Des barrages qui ne font pas l’unanimité

Marie-Dominik Langlois, Evelin Ledesma

Il existe environ 50 000 grands barrages en opération de plus de 15 mètres de hauteur sur les fleuves de la Terre, estime la Commission Internationale des Grands Barrages (CIGB) [1]. La plupart (71,7 %) ont une seule utilisation : l’irrigation, l’hydroélectricité, etc., pendant que les autres, à usages multiples (28,3 %), voient leur nombre croître.

Selon le Programme des Nations unies pour l’environnement (PNUE), entre 30 et 40 % des terres irriguées à travers le monde le sont grâce aux barrages. Et l’électricité produite par les barrages représente environ 19 % de la production mondiale [2] . Toutefois, et bien que l’hydroélectricité puisse être vue comme une énergie « verte », l’inondation de terres arables ou de forêts entraîne à moyen et à long termes des conséquences irréversibles, tant sur l´écologie que sur les populations riveraines. Pensons par exemple aux Cris et aux populations du Nord du Québec qui souffrent d’intoxication au mercure.

La construction de méga-barrages hydroélectriques se fait généralement sans consultation des populations locales. Bien que faisant partie des premiers concernés par ce type de projet, elles en sont malheureusement très rarement bénéficiaires. Cette absence de consultation des communautés contrevient à la Convention 169 de l’Organisation Internationale du Travail (OIT) et aux principes définis par la Commission Internationale des Grands Barrages (CIGB), auxquels de nombreux pays ont adhéré sans pour autant les respecter, comme c’est le cas de certains pays latino-américains.

Il en résulte des impacts socio-environnementaux négatifs, tels que les déplacements forcés de communautés déjà marginalisées, et des effets sur la santé publique, notamment l’apparition de maladies liées à la pollution de l’eau. La paupérisation de l’économie locale, la disparition de la vie culturelle des peuples autochtones, et bien sûr la destruction de l’environnement, sont d´autres conséquences souvent produites par ces projets.

* * *

Au Québec, il existe des organismes qui travaillent à la sensibilisation des citoyens face à ces enjeux. C’est le cas du Comité pour les droits humains en Amérique latine (CDHAL) [3], qui, depuis l’année dernière, a choisi de se concentrer sur les impacts des méga-barrages hydroélectriques sur les droits humains en Amérique latine.
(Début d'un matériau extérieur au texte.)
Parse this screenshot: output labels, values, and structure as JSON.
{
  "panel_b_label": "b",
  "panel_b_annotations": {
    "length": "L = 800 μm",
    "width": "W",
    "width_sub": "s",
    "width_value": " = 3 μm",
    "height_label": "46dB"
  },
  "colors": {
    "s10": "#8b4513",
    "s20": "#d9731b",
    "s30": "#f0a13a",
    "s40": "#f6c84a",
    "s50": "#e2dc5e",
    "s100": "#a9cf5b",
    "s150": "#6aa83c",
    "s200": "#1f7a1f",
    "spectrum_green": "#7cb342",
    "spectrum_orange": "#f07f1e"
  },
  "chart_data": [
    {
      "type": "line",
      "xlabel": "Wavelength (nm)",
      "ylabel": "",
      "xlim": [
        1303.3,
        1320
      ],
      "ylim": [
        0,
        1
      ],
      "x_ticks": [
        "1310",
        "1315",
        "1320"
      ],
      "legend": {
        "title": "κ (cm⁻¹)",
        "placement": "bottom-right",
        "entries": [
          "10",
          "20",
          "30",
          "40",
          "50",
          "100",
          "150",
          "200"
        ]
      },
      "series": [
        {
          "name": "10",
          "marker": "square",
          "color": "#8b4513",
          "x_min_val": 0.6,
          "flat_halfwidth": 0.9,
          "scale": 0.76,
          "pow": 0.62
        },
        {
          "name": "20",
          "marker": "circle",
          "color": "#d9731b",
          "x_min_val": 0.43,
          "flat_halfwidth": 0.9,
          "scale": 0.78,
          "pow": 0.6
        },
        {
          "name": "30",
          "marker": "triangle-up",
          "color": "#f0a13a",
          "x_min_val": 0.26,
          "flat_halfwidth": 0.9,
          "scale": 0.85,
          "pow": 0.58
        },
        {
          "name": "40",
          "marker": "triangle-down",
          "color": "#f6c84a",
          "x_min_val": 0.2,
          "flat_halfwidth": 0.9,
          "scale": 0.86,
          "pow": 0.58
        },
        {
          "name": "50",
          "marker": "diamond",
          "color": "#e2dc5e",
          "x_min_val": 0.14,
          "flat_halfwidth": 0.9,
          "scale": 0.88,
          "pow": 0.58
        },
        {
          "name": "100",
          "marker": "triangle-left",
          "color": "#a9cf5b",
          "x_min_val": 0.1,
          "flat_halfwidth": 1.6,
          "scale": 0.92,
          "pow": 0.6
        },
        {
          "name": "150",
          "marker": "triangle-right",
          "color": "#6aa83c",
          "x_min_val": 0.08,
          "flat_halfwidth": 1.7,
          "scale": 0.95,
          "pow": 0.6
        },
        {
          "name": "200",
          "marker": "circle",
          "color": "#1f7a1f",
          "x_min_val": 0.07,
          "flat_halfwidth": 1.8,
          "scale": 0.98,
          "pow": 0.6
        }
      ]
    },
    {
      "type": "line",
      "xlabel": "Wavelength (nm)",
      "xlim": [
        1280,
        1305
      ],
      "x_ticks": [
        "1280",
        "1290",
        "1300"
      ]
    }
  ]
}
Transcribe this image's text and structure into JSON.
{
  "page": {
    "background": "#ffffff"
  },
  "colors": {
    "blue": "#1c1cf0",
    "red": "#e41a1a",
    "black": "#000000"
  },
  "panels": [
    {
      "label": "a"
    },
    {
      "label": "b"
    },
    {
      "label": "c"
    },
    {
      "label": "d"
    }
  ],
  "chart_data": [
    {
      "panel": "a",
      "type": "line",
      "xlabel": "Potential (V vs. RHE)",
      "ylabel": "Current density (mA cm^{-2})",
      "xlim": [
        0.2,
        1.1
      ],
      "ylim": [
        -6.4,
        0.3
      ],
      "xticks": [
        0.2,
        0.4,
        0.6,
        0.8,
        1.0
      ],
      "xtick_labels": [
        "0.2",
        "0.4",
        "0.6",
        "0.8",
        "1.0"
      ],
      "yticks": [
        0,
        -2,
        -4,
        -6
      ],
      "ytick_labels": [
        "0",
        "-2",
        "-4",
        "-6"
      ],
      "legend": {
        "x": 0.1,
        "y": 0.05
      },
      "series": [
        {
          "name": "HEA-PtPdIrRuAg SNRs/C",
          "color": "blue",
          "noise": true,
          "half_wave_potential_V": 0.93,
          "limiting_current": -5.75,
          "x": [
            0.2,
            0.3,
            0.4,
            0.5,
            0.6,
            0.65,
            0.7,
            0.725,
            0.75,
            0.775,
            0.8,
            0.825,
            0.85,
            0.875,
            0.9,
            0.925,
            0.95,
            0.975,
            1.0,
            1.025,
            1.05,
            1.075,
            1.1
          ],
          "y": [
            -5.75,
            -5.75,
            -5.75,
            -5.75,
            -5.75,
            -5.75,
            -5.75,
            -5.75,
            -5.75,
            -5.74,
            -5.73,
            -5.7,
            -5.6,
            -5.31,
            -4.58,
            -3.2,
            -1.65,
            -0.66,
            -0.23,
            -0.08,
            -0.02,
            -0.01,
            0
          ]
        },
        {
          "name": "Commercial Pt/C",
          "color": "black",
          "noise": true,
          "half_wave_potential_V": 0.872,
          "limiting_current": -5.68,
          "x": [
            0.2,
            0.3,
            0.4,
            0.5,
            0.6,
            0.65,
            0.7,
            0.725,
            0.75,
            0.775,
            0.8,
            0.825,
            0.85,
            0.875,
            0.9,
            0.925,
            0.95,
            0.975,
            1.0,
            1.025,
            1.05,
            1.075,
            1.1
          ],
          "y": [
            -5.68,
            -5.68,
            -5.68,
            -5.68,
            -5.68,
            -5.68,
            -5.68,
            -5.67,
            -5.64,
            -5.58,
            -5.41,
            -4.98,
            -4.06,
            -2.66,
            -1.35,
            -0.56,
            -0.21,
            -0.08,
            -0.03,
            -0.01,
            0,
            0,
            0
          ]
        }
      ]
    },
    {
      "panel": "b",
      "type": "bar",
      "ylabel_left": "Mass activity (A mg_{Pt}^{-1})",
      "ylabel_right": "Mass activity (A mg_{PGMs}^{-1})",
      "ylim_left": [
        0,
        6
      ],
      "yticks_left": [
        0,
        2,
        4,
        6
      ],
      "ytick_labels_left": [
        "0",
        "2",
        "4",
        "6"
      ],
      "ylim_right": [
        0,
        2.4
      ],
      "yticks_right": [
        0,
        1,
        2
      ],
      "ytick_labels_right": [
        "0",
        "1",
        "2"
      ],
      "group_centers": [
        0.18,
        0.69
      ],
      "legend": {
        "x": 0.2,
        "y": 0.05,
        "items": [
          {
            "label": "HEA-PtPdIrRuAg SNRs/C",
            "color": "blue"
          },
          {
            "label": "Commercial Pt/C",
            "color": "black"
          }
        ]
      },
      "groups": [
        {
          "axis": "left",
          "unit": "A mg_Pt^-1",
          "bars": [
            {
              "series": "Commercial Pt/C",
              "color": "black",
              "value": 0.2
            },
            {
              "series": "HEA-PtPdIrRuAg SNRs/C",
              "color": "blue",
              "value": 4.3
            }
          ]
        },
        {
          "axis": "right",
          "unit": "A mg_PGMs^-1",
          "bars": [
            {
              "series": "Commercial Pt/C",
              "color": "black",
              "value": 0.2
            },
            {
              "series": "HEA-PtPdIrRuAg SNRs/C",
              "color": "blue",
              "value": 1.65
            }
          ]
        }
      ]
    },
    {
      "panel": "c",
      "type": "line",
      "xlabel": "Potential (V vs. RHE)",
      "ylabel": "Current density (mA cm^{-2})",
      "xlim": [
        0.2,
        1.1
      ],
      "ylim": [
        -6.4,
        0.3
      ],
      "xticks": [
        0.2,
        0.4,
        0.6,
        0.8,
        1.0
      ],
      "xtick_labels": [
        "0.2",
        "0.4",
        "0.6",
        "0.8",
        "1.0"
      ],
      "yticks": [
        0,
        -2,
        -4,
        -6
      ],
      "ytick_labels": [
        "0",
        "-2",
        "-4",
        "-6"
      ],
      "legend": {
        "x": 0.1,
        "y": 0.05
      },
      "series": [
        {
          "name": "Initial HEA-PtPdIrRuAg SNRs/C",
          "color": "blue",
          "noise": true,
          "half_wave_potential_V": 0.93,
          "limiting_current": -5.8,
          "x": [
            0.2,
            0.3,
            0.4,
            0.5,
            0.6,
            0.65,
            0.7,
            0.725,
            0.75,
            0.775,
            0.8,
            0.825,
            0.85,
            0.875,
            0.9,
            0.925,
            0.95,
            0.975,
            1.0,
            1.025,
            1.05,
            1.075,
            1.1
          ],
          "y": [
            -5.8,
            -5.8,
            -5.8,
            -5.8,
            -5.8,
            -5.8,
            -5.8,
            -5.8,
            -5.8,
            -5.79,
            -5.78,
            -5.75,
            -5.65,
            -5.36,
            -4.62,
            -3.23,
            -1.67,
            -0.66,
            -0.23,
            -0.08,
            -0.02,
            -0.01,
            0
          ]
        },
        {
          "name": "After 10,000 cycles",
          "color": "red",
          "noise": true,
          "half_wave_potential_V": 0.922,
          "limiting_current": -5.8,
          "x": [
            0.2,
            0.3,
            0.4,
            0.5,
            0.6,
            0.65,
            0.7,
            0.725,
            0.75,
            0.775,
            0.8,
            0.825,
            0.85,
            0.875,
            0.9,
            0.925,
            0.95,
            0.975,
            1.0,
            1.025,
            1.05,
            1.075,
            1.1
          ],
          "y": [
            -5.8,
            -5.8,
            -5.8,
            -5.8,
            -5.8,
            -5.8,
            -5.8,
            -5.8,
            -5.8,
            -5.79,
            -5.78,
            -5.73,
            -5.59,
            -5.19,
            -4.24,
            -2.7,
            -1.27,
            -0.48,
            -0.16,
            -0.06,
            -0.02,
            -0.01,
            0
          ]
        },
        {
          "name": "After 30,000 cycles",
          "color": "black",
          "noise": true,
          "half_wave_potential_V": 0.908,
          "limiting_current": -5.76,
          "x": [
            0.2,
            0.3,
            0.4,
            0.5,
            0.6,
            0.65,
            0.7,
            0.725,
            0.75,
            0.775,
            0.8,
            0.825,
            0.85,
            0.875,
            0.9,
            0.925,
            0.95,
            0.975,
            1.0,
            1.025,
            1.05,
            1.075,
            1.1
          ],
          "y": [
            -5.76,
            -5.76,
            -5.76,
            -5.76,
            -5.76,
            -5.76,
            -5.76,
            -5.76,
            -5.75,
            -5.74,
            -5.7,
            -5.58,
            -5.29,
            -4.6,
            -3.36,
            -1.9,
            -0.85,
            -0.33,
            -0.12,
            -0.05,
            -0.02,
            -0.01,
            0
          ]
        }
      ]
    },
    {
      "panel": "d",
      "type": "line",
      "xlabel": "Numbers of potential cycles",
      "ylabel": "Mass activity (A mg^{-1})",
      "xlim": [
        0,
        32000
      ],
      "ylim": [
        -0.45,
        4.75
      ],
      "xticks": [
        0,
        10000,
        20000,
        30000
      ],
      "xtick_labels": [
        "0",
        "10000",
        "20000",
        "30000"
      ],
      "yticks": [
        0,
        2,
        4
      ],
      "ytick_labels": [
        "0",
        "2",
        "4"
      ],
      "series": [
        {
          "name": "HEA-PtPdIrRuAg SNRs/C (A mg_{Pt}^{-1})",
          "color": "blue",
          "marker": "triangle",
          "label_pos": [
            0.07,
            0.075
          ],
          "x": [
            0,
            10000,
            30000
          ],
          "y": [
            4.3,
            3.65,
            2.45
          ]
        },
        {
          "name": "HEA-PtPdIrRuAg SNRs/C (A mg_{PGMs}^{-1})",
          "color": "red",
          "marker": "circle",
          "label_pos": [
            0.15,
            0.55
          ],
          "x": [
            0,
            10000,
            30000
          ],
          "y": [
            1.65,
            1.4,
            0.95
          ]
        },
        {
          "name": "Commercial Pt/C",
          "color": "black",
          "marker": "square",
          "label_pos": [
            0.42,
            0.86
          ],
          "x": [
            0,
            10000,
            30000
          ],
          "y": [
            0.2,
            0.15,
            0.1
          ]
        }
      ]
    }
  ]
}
Dans le cadre de la Campagne « Des barrages hydroélectriques qui ne font pas l’unanimité », la 5e édition de la Caravane Solidaire prévoit une tournée d’une dizaine de villes au Québec afin de sensibiliser le public québécois à la problématique et de l’inviter à s’engager dans des pistes d’actions concrètes. À cet effet, une délégation composée de deux représentants des groupes de résistance des communautés affectées par ces mégaprojets de développement témoigneront de l’expérience vécue par leur communauté et contribueront à la réflexion du public québécois et canadien.

La Caravane se terminera à Montréal par le colloque « Plan Nord, Plans Sud : même menaces. Mines et barrages hydroélectriques dans les Amériques » portant sur les conflits liés à ce développement et aux luttes pour l’autodétermination des peuples dans les Amériques, qui aura lieu les 26 et 27 mars 2010. Cet événement sera organisé en collaboration avec la Coalition sur les impacts socio-environnementaux des transnationales en Amérique latine, Développement et paix, la Chaire de recherche du Canada en éducation relative en environnement, l’Institut d’Études Internationales de Montréal (IEIM) de l’UQAM, le Réseau québécois d’échange sur les questions autochtones DIALOG et Fondation rivières.

ARTICLE ÉCRIT PAR
Marie-Dominik Langlois

Comité pour les droits humains en Amérique latine (CDHAL)


Evelin Ledesma

Comité pour les droits humains en Amérique latine (CDHAL)

NOTES

[1] La Commission Internationale des Grands Barrages (CIGB) est une organisation internationale non gouvernementale fondée en 1928 qui vise à promouvoir l’art et la science des barrages hydrauliques. Elle rassemble 88 pays et environ 10 000 membres individuels.